Does public art really compete with the bombardment of marketing materials? As an Action Hero, I feel it's my duty to put up poster art that provides a respite for people who want to look anywhere but the ads.

"We like to think our bills compete with the corporate billboards. Of course, our bills are a lot smaller, and the amount of public space is limited. So much of it is saturated with corporate propaganda," Meslin said. "It's a war, and the booty is space. We wouldn't have to reclaim it if it weren't already taken from us. I'd hate to think that people see ads as untouchable." Public postering is an evolving medium of social dissent, community communication and grass-roots promotion. Since the Posted Bills series, Meslin has gone on to other projects, including billboard liberation (altering corporate ads), the Reclaim the Streets theater installations (which use people as an artistic medium), and sunflower installations (anonymously placing potted sunflowers on bus shelters and phone booths). He also turns off billboards by flicking their switches, which doesn't physically damage them.

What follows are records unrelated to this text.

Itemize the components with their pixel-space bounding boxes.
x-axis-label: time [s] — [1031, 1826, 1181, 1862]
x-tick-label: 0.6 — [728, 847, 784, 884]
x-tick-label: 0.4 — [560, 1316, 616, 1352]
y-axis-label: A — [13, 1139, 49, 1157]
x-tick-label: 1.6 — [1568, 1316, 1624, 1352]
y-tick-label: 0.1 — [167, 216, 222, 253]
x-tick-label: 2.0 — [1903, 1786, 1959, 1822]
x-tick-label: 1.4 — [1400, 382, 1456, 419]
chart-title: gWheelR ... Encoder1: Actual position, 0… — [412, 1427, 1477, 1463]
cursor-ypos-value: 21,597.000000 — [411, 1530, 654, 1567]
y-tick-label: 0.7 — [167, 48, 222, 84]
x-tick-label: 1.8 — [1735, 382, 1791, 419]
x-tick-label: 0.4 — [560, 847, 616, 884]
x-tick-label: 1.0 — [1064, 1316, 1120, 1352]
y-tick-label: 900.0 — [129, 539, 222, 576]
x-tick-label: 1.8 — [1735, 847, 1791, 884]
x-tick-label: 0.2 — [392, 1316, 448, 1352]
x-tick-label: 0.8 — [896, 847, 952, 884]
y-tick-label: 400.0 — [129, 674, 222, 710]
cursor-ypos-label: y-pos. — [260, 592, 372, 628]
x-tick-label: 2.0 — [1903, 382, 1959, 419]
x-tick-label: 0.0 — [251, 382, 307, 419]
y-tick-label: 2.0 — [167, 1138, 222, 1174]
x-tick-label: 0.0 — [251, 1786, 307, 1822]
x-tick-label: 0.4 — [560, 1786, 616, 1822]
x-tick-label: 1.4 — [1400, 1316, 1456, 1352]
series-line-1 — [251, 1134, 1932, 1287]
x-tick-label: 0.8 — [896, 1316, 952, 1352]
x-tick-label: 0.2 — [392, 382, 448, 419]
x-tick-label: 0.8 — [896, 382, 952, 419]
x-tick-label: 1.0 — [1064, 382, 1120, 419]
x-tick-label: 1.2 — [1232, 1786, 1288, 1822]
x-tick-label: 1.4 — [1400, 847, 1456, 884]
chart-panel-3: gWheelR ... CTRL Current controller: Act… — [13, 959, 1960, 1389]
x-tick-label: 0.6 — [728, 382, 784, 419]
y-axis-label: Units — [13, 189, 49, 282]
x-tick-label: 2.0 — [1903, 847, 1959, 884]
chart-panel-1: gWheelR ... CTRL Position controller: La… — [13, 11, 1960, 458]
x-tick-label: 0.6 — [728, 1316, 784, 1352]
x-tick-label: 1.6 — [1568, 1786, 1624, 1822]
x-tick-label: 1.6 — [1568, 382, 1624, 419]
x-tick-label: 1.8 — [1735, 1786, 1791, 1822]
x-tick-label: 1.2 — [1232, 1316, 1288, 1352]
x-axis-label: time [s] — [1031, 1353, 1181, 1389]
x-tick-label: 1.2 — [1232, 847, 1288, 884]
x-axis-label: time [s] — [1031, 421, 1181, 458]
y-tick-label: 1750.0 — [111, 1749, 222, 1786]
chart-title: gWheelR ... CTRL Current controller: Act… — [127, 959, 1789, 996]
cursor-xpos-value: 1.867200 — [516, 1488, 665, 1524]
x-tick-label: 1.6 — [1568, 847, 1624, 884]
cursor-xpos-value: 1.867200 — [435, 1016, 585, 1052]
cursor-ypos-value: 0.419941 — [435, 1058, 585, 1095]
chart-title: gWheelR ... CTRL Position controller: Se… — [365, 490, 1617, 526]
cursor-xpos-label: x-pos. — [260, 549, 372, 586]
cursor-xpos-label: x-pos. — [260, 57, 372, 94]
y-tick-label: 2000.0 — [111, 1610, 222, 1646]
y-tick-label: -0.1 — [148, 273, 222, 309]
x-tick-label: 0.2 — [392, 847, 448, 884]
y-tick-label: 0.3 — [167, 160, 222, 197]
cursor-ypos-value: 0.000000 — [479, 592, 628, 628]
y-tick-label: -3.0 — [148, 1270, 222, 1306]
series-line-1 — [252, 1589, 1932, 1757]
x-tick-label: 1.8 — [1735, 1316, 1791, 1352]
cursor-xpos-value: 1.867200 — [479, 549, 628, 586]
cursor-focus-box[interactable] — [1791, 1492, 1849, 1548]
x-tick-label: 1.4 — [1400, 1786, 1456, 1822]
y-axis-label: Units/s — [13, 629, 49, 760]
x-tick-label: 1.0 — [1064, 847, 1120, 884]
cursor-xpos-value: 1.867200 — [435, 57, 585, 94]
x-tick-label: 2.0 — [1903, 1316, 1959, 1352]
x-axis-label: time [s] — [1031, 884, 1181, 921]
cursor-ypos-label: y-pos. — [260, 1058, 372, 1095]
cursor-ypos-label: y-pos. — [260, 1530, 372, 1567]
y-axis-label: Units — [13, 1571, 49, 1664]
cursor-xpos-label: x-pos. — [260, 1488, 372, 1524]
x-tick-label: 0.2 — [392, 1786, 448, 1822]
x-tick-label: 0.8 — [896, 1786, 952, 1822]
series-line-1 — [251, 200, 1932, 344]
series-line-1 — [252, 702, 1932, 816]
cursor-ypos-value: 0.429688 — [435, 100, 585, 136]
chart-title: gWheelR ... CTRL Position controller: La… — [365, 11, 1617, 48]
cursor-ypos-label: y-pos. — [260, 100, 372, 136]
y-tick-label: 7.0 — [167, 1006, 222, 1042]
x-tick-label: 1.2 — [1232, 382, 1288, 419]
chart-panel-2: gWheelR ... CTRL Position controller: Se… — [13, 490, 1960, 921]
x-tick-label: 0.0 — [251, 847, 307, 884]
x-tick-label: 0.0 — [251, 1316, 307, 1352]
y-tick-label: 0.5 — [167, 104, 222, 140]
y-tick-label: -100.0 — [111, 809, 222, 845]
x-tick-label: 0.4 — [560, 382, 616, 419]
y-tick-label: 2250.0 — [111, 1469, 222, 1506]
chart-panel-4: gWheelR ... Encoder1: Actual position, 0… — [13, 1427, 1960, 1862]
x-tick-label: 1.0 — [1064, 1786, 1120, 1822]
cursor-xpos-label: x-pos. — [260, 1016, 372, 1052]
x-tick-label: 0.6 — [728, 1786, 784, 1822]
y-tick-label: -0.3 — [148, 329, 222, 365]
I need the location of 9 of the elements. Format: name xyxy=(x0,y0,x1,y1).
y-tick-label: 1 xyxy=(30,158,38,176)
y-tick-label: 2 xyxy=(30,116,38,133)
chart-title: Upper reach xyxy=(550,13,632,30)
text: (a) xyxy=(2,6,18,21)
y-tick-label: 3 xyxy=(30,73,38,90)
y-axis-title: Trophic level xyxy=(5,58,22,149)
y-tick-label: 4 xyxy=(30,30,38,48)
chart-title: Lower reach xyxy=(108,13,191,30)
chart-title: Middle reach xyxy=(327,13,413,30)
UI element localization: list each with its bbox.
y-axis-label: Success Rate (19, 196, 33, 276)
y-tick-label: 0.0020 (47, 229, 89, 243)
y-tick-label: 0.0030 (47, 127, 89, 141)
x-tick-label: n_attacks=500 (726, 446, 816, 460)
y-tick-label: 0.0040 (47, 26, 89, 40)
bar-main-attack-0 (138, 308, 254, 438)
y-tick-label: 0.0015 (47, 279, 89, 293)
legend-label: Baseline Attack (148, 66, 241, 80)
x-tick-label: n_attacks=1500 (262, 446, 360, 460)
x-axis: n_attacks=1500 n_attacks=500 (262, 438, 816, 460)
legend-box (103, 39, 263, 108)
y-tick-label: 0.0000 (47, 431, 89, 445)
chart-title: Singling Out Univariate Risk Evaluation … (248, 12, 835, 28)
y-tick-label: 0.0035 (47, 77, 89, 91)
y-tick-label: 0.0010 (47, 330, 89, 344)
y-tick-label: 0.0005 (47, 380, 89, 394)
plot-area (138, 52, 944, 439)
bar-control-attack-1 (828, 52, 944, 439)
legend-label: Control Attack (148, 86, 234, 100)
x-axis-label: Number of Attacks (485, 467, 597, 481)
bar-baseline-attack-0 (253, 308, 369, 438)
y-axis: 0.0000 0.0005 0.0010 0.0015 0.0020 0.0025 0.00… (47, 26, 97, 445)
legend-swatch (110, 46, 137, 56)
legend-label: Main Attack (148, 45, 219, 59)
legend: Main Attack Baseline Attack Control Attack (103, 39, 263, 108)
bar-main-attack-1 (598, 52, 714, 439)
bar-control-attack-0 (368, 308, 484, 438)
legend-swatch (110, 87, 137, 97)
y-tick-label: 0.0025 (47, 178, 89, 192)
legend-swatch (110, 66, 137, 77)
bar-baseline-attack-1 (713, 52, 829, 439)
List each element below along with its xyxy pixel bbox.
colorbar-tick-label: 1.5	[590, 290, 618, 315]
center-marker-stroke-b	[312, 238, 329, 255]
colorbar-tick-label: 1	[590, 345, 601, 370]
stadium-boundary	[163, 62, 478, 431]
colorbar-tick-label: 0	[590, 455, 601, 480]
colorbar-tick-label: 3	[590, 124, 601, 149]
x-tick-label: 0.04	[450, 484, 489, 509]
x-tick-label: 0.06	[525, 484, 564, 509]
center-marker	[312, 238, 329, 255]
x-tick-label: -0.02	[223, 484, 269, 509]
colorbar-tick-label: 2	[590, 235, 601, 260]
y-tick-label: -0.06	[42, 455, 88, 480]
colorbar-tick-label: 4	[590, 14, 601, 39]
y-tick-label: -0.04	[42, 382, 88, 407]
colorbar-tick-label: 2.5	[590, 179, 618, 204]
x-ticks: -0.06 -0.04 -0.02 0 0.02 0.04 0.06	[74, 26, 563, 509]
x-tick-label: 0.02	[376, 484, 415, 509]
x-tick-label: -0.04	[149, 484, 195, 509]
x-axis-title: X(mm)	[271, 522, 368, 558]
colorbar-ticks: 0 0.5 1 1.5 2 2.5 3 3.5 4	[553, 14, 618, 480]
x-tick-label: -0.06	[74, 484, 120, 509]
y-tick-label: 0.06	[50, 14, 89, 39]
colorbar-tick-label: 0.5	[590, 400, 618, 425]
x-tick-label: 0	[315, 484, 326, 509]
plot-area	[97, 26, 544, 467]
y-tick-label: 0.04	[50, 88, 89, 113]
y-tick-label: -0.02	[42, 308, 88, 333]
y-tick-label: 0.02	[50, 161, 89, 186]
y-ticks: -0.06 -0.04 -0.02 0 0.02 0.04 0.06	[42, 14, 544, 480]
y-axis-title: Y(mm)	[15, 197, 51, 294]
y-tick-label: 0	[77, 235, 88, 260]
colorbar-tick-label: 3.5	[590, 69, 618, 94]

The Science Friction Action Heroes' postering campaign seemed the perfect forum for me to disseminate my opinions about local political issues cheaply and effectively. Posters and public art are ways for independent artists to interact directly with people in their neighborhoods.

It changes the perception of urban space into something shaped and improved by the people who live there, and turns skyscrapers and concrete into a home that visitors quickly identify as a unique and individual community.

Is there a bit of Action Hero in all of us? One time or another, we've all dabbled in spectacle, turning the personal and private into the public and anonymous. Perhaps we're closer than we think - just a staple gun and a stack of posters away - to reinventing Main Street and, in the process, ourselves.